Local and regional leaders in the European Committee of the Regions have called for EU cohesion funding after 2027 to remain predictable and available to all regions, warning against reforms they say would centralise decisions in national capitals.
The Committee of the Regions (CoR), an EU advisory body representing local and regional authorities, adopted three opinions unanimously on proposals linked to the EU’s next long-term budget for 2028 to 2034, the CoR said in a statement on Wednesday.
They respond to European Commission ideas that include creating a single large fund merging cohesion, agricultural, fisheries and other programmes, to be managed through National and Regional Partnership Plans (NRPPs).
The committee said member states should be required to consult regions and cities while preparing NRPPs, through what it called “multilevel governance assessments”. Where this does not happen, regions and cities should be able to trigger a new “subsidiarity clause” — notifying the European Commission so it can reject what the committee described as overly centralised plans.
It also called for cohesion policy to have defined allocations for all categories of regions — less developed, in transition and more developed — rather than being limited to poorer areas.
Opposition to a ‘single pot’ approach
The Committee of the Regions rejected the idea of turning NRPPs into a “single pot of money” controlled by Member States, arguing instead for clearly allocated budgets for existing EU funds, including the European Regional Development Fund and the Cohesion Fund, according to the statement.
It said the European Social Fund should remain part of cohesion policy with its own dedicated allocation.
The committee also proposed that at least 20% of cohesion policy, rural and fisheries allocations should be spent through “integrated territorial development strategies” — including tools such as community-led local development and LEADER, an EU scheme that supports local rural projects — to keep investment focused on local needs.
On proposals to simplify how EU spending is monitored, the organisation said it supported the objective but called for safeguards, including a cross-cutting “do no harm to cohesion” principle requiring EU policies not to undermine territorial cohesion.

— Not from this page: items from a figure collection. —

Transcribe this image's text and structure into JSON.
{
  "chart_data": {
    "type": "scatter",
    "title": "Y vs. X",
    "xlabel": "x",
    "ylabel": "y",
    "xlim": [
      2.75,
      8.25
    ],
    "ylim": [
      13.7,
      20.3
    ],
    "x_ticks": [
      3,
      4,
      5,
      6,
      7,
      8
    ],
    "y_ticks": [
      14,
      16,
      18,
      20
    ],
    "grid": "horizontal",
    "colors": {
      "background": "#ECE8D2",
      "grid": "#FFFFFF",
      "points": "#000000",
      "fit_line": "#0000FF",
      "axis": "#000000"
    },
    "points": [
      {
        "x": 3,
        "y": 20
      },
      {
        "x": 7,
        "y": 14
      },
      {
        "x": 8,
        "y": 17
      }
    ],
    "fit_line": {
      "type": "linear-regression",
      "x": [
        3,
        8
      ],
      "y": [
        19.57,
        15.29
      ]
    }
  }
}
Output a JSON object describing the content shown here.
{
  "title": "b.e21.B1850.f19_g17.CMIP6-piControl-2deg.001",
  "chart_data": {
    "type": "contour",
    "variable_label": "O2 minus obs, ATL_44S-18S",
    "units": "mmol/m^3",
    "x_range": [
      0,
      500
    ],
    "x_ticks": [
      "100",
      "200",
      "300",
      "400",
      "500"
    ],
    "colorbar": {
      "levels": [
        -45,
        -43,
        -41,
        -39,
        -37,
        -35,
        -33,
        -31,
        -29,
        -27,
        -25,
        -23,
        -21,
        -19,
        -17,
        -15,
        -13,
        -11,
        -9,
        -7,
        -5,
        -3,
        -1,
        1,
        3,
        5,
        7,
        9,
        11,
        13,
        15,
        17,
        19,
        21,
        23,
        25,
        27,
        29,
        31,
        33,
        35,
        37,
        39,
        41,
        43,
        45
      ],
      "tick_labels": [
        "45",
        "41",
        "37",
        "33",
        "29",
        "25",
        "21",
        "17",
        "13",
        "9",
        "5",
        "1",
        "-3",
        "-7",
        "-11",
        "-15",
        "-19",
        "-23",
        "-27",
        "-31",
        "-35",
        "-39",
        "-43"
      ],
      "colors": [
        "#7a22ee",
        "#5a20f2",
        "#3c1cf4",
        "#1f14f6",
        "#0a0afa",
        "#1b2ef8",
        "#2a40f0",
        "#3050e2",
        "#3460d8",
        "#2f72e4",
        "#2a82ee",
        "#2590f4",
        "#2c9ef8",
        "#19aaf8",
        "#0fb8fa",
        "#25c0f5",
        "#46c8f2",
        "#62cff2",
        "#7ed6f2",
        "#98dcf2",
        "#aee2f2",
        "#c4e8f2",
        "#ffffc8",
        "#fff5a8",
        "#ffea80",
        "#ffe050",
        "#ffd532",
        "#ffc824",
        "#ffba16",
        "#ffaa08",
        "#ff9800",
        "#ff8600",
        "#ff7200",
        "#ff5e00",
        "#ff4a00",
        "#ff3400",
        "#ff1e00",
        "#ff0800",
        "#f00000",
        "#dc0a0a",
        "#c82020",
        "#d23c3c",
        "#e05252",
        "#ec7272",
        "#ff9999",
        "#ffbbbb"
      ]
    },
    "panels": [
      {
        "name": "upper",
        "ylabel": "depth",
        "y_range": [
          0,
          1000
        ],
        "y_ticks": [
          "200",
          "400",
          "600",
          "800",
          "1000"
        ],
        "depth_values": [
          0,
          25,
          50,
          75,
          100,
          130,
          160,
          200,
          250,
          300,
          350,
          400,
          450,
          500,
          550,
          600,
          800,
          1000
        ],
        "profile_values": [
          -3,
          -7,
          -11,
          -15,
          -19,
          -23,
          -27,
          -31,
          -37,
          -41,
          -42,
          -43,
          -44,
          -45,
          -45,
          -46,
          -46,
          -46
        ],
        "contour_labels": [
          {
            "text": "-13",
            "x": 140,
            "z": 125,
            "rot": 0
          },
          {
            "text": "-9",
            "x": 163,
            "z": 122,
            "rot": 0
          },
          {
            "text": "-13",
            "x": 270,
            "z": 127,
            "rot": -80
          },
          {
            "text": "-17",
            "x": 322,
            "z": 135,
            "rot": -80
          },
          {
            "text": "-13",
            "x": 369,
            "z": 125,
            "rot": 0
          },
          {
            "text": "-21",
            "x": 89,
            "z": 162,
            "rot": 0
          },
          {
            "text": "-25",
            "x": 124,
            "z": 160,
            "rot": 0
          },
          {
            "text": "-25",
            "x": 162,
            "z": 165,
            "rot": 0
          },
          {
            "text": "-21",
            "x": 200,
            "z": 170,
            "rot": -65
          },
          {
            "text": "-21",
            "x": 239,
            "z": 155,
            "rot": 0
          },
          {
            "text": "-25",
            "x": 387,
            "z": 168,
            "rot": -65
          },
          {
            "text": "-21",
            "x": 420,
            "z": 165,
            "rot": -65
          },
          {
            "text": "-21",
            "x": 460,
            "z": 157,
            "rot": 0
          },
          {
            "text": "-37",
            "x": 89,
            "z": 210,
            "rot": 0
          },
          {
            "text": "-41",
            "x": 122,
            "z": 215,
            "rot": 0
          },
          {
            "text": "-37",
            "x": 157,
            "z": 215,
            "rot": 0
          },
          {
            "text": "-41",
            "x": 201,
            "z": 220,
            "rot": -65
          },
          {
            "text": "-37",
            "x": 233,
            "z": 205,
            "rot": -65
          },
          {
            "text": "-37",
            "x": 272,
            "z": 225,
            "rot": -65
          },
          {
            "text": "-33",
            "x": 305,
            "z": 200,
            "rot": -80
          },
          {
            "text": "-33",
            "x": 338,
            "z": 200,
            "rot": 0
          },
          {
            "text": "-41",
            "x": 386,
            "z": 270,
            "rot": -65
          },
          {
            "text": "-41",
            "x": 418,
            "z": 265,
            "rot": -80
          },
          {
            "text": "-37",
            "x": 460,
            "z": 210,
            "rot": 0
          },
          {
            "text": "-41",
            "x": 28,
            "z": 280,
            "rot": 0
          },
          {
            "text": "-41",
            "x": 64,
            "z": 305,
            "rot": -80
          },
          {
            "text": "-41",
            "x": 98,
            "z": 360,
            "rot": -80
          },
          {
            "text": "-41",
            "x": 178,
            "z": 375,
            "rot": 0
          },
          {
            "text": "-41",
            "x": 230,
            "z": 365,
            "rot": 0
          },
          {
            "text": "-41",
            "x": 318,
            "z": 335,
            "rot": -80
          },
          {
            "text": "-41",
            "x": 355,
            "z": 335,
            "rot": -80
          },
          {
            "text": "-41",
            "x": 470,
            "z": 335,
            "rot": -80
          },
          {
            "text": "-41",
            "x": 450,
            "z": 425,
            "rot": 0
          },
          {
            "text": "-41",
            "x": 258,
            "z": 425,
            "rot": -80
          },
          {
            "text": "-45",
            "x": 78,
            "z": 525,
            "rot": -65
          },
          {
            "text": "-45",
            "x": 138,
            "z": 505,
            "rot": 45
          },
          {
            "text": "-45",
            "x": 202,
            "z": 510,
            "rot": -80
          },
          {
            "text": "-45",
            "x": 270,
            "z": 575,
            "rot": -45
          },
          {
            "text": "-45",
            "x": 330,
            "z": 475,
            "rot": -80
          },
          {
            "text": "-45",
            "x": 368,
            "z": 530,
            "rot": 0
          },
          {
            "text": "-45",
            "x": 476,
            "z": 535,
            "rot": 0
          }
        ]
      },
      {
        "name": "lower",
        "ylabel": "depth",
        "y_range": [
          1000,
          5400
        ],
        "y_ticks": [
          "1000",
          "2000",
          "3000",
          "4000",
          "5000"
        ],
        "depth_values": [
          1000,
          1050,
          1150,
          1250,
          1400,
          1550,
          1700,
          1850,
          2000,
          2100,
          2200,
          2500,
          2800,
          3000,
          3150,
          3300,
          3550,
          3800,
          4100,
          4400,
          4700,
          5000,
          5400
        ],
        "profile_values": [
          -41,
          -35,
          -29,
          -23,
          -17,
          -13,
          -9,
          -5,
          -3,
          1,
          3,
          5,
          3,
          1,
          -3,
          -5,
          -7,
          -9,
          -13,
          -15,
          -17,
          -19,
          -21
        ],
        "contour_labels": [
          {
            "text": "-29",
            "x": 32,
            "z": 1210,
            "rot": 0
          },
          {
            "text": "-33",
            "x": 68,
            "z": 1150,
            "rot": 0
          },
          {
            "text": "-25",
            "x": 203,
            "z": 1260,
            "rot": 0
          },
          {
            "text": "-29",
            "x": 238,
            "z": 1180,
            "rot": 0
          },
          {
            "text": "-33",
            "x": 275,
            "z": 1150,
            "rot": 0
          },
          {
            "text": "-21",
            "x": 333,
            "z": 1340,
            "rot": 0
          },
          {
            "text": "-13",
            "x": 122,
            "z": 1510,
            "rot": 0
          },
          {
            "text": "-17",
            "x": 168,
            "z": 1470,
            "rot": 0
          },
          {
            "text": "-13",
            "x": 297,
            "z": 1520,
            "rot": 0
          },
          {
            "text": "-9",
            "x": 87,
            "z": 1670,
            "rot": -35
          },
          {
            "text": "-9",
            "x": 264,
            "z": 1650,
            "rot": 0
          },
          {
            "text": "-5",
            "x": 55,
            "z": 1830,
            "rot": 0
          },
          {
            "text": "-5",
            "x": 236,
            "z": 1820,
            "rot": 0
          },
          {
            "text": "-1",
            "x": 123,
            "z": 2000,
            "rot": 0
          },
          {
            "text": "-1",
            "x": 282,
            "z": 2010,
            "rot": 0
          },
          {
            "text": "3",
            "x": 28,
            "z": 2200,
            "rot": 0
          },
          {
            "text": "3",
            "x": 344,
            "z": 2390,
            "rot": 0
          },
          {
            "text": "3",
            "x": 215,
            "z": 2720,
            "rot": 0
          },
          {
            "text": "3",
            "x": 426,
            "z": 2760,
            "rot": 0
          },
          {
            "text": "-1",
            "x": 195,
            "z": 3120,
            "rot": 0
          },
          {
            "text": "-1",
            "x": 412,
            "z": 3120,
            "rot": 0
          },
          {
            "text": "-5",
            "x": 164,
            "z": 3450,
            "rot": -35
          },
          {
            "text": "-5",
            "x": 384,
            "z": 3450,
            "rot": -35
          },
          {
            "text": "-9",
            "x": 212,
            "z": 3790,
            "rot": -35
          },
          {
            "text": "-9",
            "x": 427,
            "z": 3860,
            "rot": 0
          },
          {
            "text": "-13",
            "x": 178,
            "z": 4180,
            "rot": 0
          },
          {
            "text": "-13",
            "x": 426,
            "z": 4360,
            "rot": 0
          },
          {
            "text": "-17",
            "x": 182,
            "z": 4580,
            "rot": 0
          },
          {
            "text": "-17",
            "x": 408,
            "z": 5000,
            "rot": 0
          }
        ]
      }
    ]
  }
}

The committee also raised concerns about a proposed shift in cohesion policy towards payments based on achieving milestones and targets rather than reimbursing eligible costs, warning of complexity if both systems run in parallel.
Vasco Alves Cordeiro, a co-rapporteur on the NRPP fund regulation opinion, said the committee wanted legally binding guarantees on consultation and subsidiarity, including dedicating 20% of relevant funding to “bottom-up instruments”, according to the statement.
Emil Boc, another co-rapporteur, said cohesion policy should remain “a policy for all regions.”